December 1, 2017 / 3:44 PM / a year ago

Analysts still see unchanged Polish rates ahead despite CPI jump: Reuters poll

WARSAW (Reuters) - Poland’s central bank probably will not raise interest rates until late in 2018, according to a Reuters poll of analysts and economists released on Friday - a forecast unchanged from last month’s poll.

All 19 analysts polled on Dec. 1 expect the bank’s rate-setting Monetary Policy Council to keep the benchmark rate at its record low of 1.50 percent when its meeting next week ends on Tuesday.

The median forecast was for no change until a 25-basis-point increase in the fourth quarter of 2018. Rates are then expected to rise further, to 2.00 percent, by the middle of 2019.

“Only a pick-up in core inflation will become a sufficient argument for this Council to raise rates, and we expect core inflation to accelerate starting from the middle of next year,” said Jakub Rybacki, an economist at ING Bank Slaski.

He also said that apart from a weakness in investment, there were not enough rate setters to outvote central bank governor Adam Glapinski, following recent relatively dovish comments from Jerzy Kropiwnicki and Grazyna Ancyparowicz.

Glapinski reiterated in November, in comments he had been repeating for several months, that he would keep rates flat until the end of 2018 unless the bank’s forecasts changed materially.

Still, his near-term forecasts for inflation were proven wrong on Thursday when data showed that inflation jumped to 2.5 percent in November. Unemployment is at a record low and wages are rising at their fastest pace in many years.

Glapinski had said in October that inflation would slow from September’s level of 2.2 percent in the near term.

“If the starting point for inflation in early 2018 is clearly higher than expected before, then it may peak at 3.7 to 3.8 percent during the year,” said Adam Antoniak, economist at Bank Pekao SA.

“Such an inflation path should lead the central bank to act now,” said Antoniak, who nevertheless expects the first increase in late 2018.

The governor has said that it was “unimaginable” for inflation to hit 3.5 percent, the upper level of the central bank’s 2.5 percent inflation target, over the next two years.

Poland had experienced more than two years of deflation until last November.

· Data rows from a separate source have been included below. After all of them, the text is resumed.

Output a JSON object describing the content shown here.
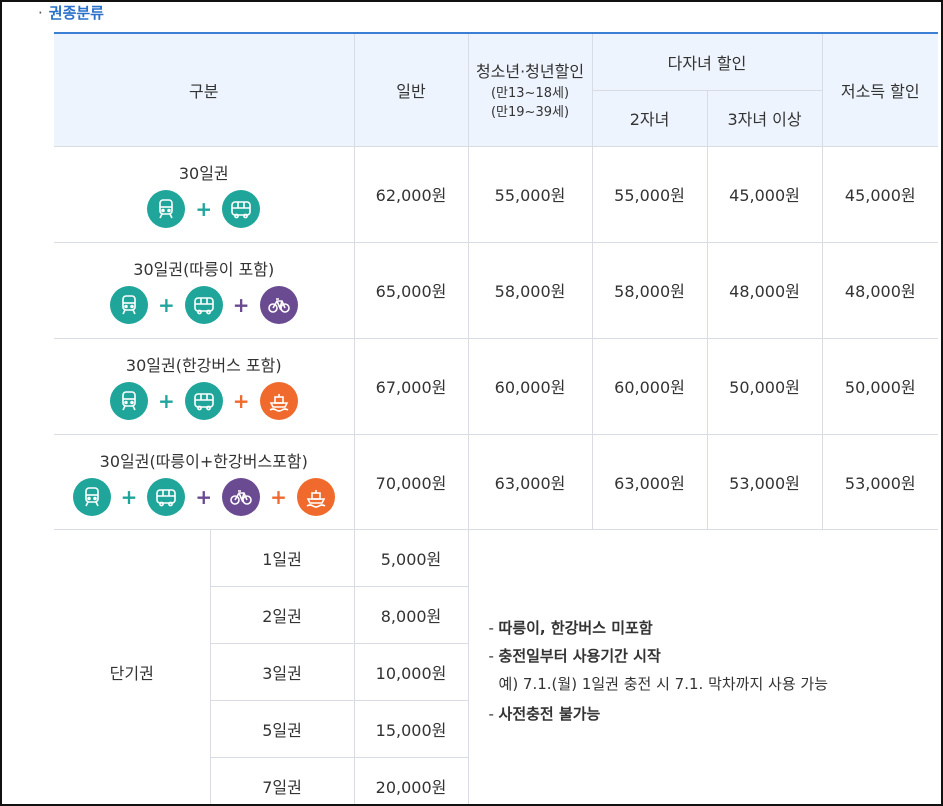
{
  "section": {
    "bullet": "·",
    "title": "권종분류"
  },
  "header": {
    "category": "구분",
    "general": "일반",
    "youth": "청소년·청년할인",
    "youth_sub1": "(만13~18세)",
    "youth_sub2": "(만19~39세)",
    "multi_child": "다자녀 할인",
    "two_children": "2자녀",
    "three_children": "3자녀 이상",
    "low_income": "저소득 할인"
  },
  "rows": [
    {
      "name": "30일권",
      "general": "62,000원",
      "youth": "55,000원",
      "two": "55,000원",
      "three": "45,000원",
      "low": "45,000원",
      "icons": [
        "subway-icon",
        "bus-icon"
      ]
    },
    {
      "name": "30일권(따릉이 포함)",
      "general": "65,000원",
      "youth": "58,000원",
      "two": "58,000원",
      "three": "48,000원",
      "low": "48,000원",
      "icons": [
        "subway-icon",
        "bus-icon",
        "bicycle-icon"
      ]
    },
    {
      "name": "30일권(한강버스 포함)",
      "general": "67,000원",
      "youth": "60,000원",
      "two": "60,000원",
      "three": "50,000원",
      "low": "50,000원",
      "icons": [
        "subway-icon",
        "bus-icon",
        "ferry-icon"
      ]
    },
    {
      "name": "30일권(따릉이+한강버스포함)",
      "general": "70,000원",
      "youth": "63,000원",
      "two": "63,000원",
      "three": "53,000원",
      "low": "53,000원",
      "icons": [
        "subway-icon",
        "bus-icon",
        "bicycle-icon",
        "ferry-icon"
      ]
    }
  ],
  "short_term": {
    "label": "단기권",
    "items": [
      {
        "name": "1일권",
        "price": "5,000원"
      },
      {
        "name": "2일권",
        "price": "8,000원"
      },
      {
        "name": "3일권",
        "price": "10,000원"
      },
      {
        "name": "5일권",
        "price": "15,000원"
      },
      {
        "name": "7일권",
        "price": "20,000원"
      }
    ],
    "notes": {
      "n1": "따릉이, 한강버스 미포함",
      "n2": "충전일부터 사용기간 시작",
      "n2_example": "예) 7.1.(월) 1일권 충전 시 7.1. 막차까지 사용 가능",
      "n3": "사전충전 불가능"
    }
  },
  "plus_sign": "+",
  "colors": {
    "teal": "#1fa59a",
    "purple": "#6a4a91",
    "orange": "#ef6a2c",
    "header_bg": "#eef4fd",
    "accent_blue": "#3b7fd4"
  }
}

Since then inflation has revived, fueled by booming consumer spending and economic growth approaching 5 percent.

The scale of monetary tightening priced in over the next 12 months PLN12X15F= PLNFRA rose to its highest level in more that three years on Thursday. About 33 basis points of tightening is now fully priced in by the start of next December.

The central bank has kept rates unchanged in Poland since a half-percentage-point cut in March 2015.